Had Rone stayed at Alabama in 1967, the Crimson Tide would have been among the first SEC football teams — rather than one of the last — to integrate. Kentucky running back Nat Northington became the first African-American football player in SEC history in 1967, Tennessee wide receiver Lester McClain followed in 1968.
It would not be until 1969 that Alabama signed Jackson to a scholarship, and not until 1971 that Mitchell and Jackson first saw the field in a varsity game for the Crimson Tide. Freshmen were not eligible to play on the varsity in college football until 1972; Mitchell was a junior-college transfer who signed with Alabama in late 1970.
(Pernell — one of the original 1967 walk-ons — returned to the Alabama team in the spring of 1968 and played in the spring game. However, he was ruled ineligible to play football due to an SEC rule at the time that prohibited students who were on academic scholarships from participating in athletics.)

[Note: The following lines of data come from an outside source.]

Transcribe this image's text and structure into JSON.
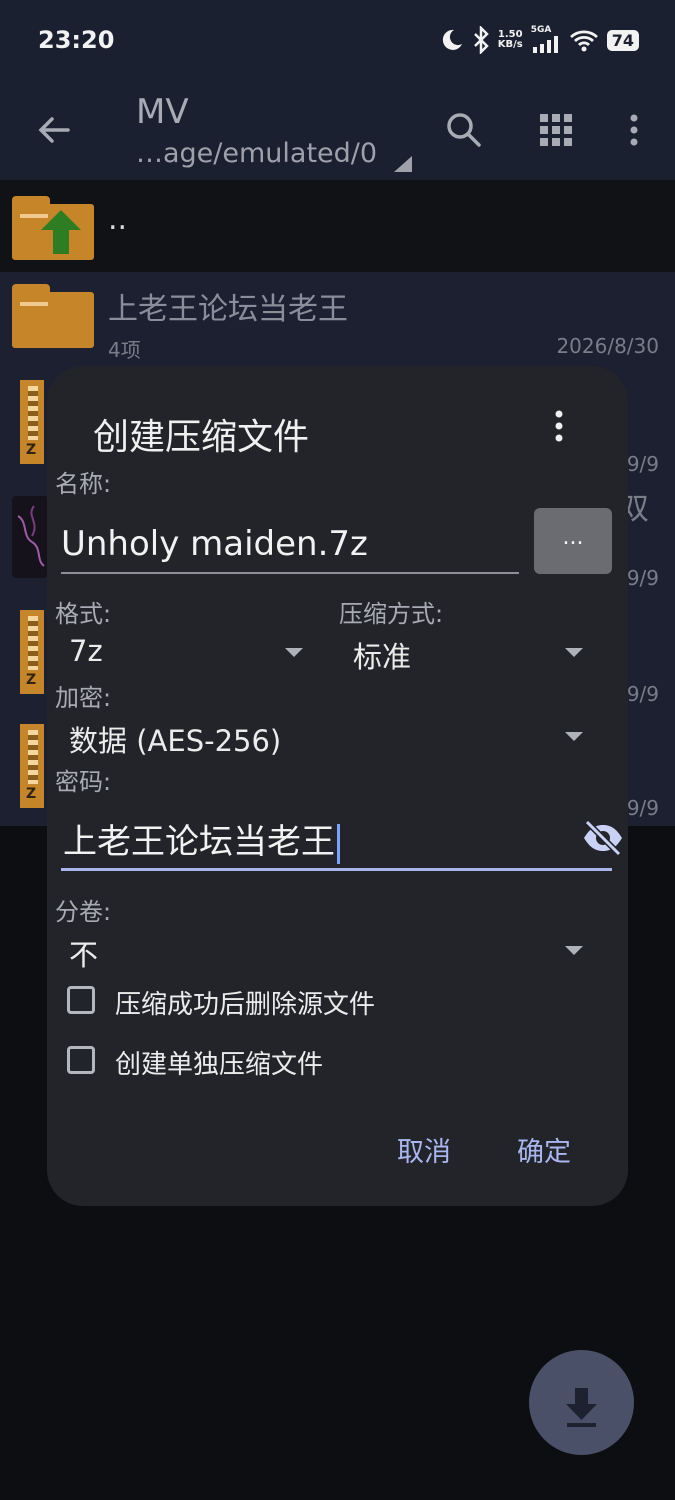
{
  "status_bar": {
    "time": "23:20",
    "net_speed_value": "1.50",
    "net_speed_unit": "KB/s",
    "signal_label": "5GA",
    "battery": "74"
  },
  "app_bar": {
    "title": "MV",
    "path": "…age/emulated/0"
  },
  "file_list": {
    "parent_label": "..",
    "folder": {
      "name": "上老王论坛当老王",
      "count": "4项",
      "date": "2026/8/30"
    },
    "side_dates": [
      "9/9",
      "9/9",
      "9/9",
      "9/9"
    ],
    "side_char": "双",
    "zip_badge": "Z"
  },
  "dialog": {
    "title": "创建压缩文件",
    "name_label": "名称:",
    "name_value": "Unholy maiden.7z",
    "browse_label": "...",
    "format_label": "格式:",
    "format_value": "7z",
    "method_label": "压缩方式:",
    "method_value": "标准",
    "encryption_label": "加密:",
    "encryption_value": "数据 (AES-256)",
    "password_label": "密码:",
    "password_value": "上老王论坛当老王",
    "split_label": "分卷:",
    "split_value": "不",
    "delete_source_label": "压缩成功后删除源文件",
    "separate_archives_label": "创建单独压缩文件",
    "cancel_label": "取消",
    "ok_label": "确定"
  },
  "colors": {
    "accent": "#a9b7f0",
    "folder": "#c7852a",
    "dialog_bg": "#232429",
    "appbar_bg": "#1b2030"
  }
}
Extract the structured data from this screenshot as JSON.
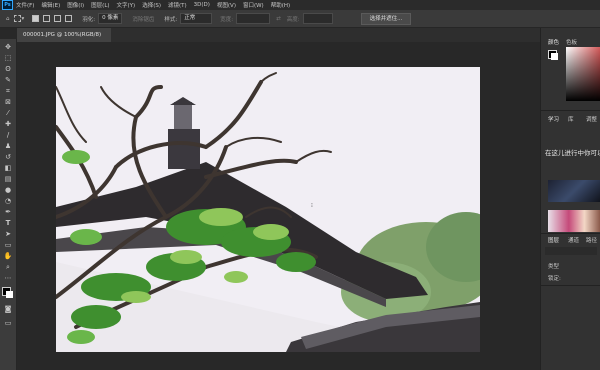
{
  "menubar": {
    "logo": "Ps",
    "items": [
      "文件(F)",
      "编辑(E)",
      "图像(I)",
      "图层(L)",
      "文字(Y)",
      "选择(S)",
      "滤镜(T)",
      "3D(D)",
      "视图(V)",
      "窗口(W)",
      "帮助(H)"
    ]
  },
  "options": {
    "feather_label": "羽化:",
    "feather_value": "0 像素",
    "antialias": "消除锯齿",
    "style_label": "样式:",
    "style_value": "正常",
    "width_label": "宽度:",
    "height_label": "高度:",
    "select_mask_button": "选择并遮住..."
  },
  "document": {
    "tab_label": "000001.JPG @ 100%(RGB/8)"
  },
  "panels": {
    "color_tab": "颜色",
    "swatches_tab": "色板",
    "learn_tab": "学习",
    "libraries_tab": "库",
    "adjust_tab": "调整",
    "learn_title": "在这儿进行中你可以学习入门知识",
    "layers_tab": "图层",
    "channels_tab": "通道",
    "paths_tab": "路径",
    "kind_label": "类型",
    "lock_label": "锁定:"
  }
}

Rone and the other 1967 walk-ons remained obscure figures until Dunnavant began researching The Missing Ring. He tracked down Rone, who was initially reluctant to talk, and convinced him to open up about his experiences at Alabama.
The story of the walk-ons was not mentioned — nor was Jackson’s presence on the 1970 Alabama freshman team — in the 2008 HBO documentary “Breaking the Huddle,” which told the story of college football’s integration. However, 2013 Dunnavant’s documentary “Three Days at Foster” included the first on-camera interviews with Rone, Dunning and Pernell.
Rone did return to Alabama a few years later to finish his degree in political science. He went back home to Montgomery and for many years worked as a plant supervisor in a production facility
Though he never suited up for a game at Alabama, Rone was inducted as an honorary member into the Crimson Tide’s “A-Club” letterman’s association in 2014 (a direct result of Dunnavant’s film). In a 2023 interview with Montgomery’s WSFA-TV, he said he remains proud of his brief tenure as an Alabama football player.
“I feel like I’m just as much a part of it as anyone who’s been here,” Rone said. “It’s a great feeling.”